MPs to investigate deputy children's commissioner's claims
- Published
MPs are to investigate the sexual exploitation of children, after an expert warned abuse was taking place "all over the country".
England's Deputy Children's Commissioner Sue Berelowitz said girls as young as 11 were being expected to perform sex acts on "line-ups of boys".
It was quite common for girls to be lured in by internet chat rooms and raped, she added.
The Commons Home Affairs Committee promised an inquiry into the claims.
It had already been investigating the child protection failings seen in Rochdale, Greater Manchester, where nine Asian men were convicted last month of sexually abusing white girls in the area. They had plied girls as young as 13 with drink and drugs.
But Ms Berelowitz said all communities and ethnic groups were affected by sexual abuse, citing cases in Derby, Rotherham, Birmingham and Dewsbury that she had heard about during her research for a report due out in September.
The committee's chairman, Labour MP Keith Vaz, said that, given this evidence, its investigation should be widened to look at the national picture.
'Sadistic'
Ms Berelowitz said: "What I am uncovering is that sexual exploitation of children is happening all over the country.
"As one police officer who was the lead in a very big investigation in a very lovely, leafy, rural part of the country said to me: 'There isn't a town, village or hamlet in which children are not being sexually exploited.' The evidence that has come to the fore during the course of my inquiry is that that, unfortunately, appears to be the case.
"We should start from the assumption that children are being sexually exploited right the way across the country.
"In urban, rural and metropolitan areas, I have hard evidence of children being sexually exploited. That is part of what is going on in some parts of our country. It is very sadistic. It is very violent. It is very ugly."

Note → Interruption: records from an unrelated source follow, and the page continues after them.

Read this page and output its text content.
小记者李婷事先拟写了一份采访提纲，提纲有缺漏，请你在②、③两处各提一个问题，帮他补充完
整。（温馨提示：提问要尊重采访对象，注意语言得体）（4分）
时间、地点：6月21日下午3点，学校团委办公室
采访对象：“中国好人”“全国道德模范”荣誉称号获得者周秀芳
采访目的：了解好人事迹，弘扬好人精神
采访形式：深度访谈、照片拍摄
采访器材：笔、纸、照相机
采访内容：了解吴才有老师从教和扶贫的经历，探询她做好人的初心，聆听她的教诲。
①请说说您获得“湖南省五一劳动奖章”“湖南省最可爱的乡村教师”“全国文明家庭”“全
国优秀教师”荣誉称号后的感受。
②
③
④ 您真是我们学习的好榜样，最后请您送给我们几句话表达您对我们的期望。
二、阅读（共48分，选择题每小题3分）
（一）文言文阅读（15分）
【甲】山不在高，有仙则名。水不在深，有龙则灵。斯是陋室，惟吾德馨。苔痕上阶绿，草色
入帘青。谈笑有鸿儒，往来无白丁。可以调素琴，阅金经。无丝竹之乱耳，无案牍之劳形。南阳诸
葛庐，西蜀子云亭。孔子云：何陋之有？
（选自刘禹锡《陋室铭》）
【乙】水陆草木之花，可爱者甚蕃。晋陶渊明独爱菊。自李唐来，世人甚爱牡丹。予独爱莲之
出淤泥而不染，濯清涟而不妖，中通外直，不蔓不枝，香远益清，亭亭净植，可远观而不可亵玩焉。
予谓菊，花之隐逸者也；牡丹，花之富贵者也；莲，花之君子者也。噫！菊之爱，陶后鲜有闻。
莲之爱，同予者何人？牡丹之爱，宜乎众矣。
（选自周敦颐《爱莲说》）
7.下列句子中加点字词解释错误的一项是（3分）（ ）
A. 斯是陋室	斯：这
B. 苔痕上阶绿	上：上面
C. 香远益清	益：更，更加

In parts of London, Ms Berelowitz said, "children expect to have to perform oral sex on line-ups of boys, up to two hours at a time, from the age of 11".
It was "quite common" for girls to be lured via internet chat rooms to meet a friend, only to be met by a group of boys and gang raped in a park.
"Then another group of boys come, they take her to another part of the park and she is serially raped again," she said.
"I wish I could say to you that such things are uncommon but I'm afraid they are quite common."
'Summoned'
The deputy commissioner told the MPs that "what is being done is so terrible that people need to lay aside their denial" or risk victims being disbelieved.
Victims numbered in the "thousands" rather than "hundreds".
Young people were often acting out scenes they had seen in online pornography, she added.
In one case, boys aged 14 and 15 were "summoned" via Blackberry Messenger to the gang rape of a "very, very young girl" which lasted several days.
"Boys were being called while some were raping the girl to say 'Come, come, come, you can join in too' and they were arriving and elbowing each other out of the way to rape her."
In another case, older men were using young male gang members as a "front line" in a wider abuse network, and had even forced two of the boys to have sex and filmed it on a mobile phone to ensure their compliance.
Ms Berelowitz said: "Parents may think they can control what's going on because they can have a blockage on the computer, but the reality is children can get anything they like on their mobile phones. And they are.
"It has definitely affected children's thresholds of what they think is normal."